Despite providing valuable insights, this study was subject to some limitations. For instance, the sample size was relatively small (n=29), and although TOS provides an integrative measure of the overall oxidant burden, assessing total antioxidant capacity (TAC) alongside TOS would have yielded a more comprehensive understanding of the redox status. To enhance the robustness and generalizability of these findings, future research should involve larger cohorts, integrate multi-omics approaches (34), and validate TOS thresholds across heterogeneous buffalo populations. Furthermore, longitudinal studies evaluating pregnancy and live birth outcomes following embryo transfer are warranted to more definitively establish the clinical utility of TOS as a predictive marker in assisted reproductive protocols. Collectively, addressing these limitations will strengthen the translational relevance of oxidative stress assessments in improving buffalo reproductive management.
Conclusion
Our findings indicate that elevated oxidative stress, as reflected by TOS levels, is associated with reduced buffalo oocyte quality and impaired developmental competence.
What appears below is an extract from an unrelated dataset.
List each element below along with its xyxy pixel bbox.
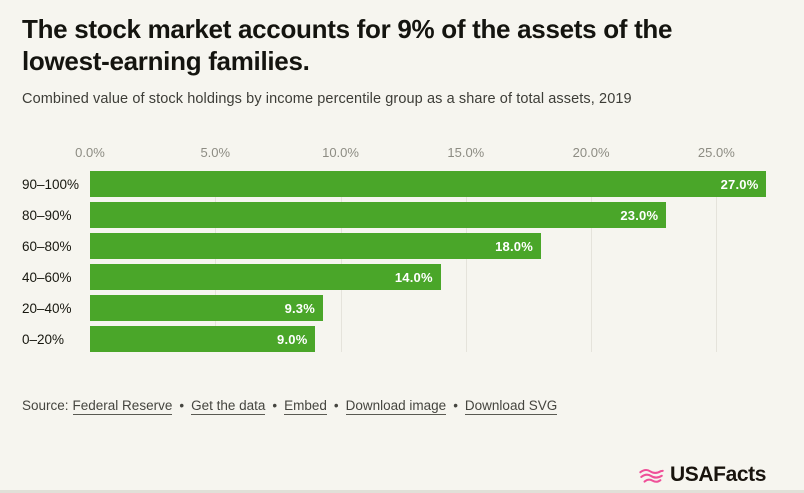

These results suggest that targeted modulation of the redox balance, through antioxidant supplementation or optimization of the follicular microenvironment, may help improve OPU-IVP outcomes. Future studies addressing current limitations and validating predictive biomarkers such as TOS are warranted to further support the translation of these findings into effective reproductive management strategies.
Conflict of Interest
The authors declare that there is no conflict of interest that could have influenced the outcomes or interpretation of this study.